Since 2008, Irish betrayal and guilt have also resided in the financial and state institutions that precipitated the economic crisis, which continues to mar life in Ireland. Paul Murray has, with dark humour, chronicled the rise and fall of the Celtic Tiger in his novels Skippy Dies and The Mark and the Void.

The latter, set in post-crisis Dublin, contains a Joycean page-long list of descriptors for “the Irish”:

… their books, saints, tickets to Australia, their building-site countryside, their radioactive sea, their crisps, bars, Lucozade, their tattoos, their overpriced wine and mediocre restaurants, their dreams, their children, their mistakes, their punching-bag history, their bankrupt state and their inveterate difference.

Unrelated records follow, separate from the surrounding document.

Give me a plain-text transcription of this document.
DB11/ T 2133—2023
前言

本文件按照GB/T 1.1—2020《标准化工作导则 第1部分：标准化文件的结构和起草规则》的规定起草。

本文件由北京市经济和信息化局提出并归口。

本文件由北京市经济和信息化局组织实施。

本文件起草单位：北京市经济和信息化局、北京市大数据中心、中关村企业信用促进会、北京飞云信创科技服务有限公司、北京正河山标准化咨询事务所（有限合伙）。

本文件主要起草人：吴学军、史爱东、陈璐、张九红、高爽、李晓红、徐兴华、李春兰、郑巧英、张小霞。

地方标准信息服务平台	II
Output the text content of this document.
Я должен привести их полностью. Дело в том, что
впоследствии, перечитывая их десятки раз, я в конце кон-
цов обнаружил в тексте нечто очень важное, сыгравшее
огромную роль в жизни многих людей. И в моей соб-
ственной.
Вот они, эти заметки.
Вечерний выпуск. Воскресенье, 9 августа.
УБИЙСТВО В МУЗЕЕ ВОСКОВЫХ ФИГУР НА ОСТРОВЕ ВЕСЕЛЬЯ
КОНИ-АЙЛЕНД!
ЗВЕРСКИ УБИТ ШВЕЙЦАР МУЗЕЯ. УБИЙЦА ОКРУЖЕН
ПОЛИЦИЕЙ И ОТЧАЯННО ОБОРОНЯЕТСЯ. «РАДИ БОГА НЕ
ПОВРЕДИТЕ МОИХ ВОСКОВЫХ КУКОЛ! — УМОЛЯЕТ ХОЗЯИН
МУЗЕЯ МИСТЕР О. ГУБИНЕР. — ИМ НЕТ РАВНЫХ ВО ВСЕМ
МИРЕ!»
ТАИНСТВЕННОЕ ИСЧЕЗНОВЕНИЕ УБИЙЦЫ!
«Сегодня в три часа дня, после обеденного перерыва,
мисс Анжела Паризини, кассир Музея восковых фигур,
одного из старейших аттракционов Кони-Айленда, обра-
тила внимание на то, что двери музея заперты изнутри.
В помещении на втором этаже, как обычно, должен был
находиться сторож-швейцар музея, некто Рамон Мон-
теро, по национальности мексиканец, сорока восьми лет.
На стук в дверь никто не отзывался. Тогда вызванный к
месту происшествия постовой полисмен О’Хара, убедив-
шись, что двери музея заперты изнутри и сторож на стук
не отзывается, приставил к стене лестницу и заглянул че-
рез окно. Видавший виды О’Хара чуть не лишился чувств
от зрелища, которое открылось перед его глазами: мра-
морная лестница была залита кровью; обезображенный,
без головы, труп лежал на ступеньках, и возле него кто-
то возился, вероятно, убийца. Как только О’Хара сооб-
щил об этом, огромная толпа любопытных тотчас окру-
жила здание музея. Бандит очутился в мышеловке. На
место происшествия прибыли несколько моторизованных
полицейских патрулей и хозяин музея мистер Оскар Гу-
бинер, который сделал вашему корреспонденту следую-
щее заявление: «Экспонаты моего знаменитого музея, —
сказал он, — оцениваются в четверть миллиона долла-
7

After the promise of a couple of decades of prosperity at the end of the 20th century, the disappointment of a return to austerity and emigration casts Ireland’s current betrayal as a weary historical repetition.

So, the 1916 commemorations are attempting to reconcile an assortment of historical betrayals and contemporary disappointments, alongside the state-sponsored celebration of national achievements. The national memory is being manoeuvred around the current sense that both church and state betrayed the Irish people.

Likewise, the Republic’s violent birth is difficult to square with a liberal 21st-century Ireland, bemused by the fervour of early-20th-century ideology and afraid that the violence, after 100 years, is even now not quite locked safely in the past.

These old and recent betrayals combine in the commemorations of 1916, inevitably pointing to so many unrealised futures. On the post-office steps in 1916, Pearse proclaimed the Republic’s resolve to:

… pursue the happiness and prosperity of the whole nation […] cherishing all the children of the nation equally.

As Ireland’s writers continue to show, Ireland in 2016 is not yet in the future Pearse thought had arrived a century ago.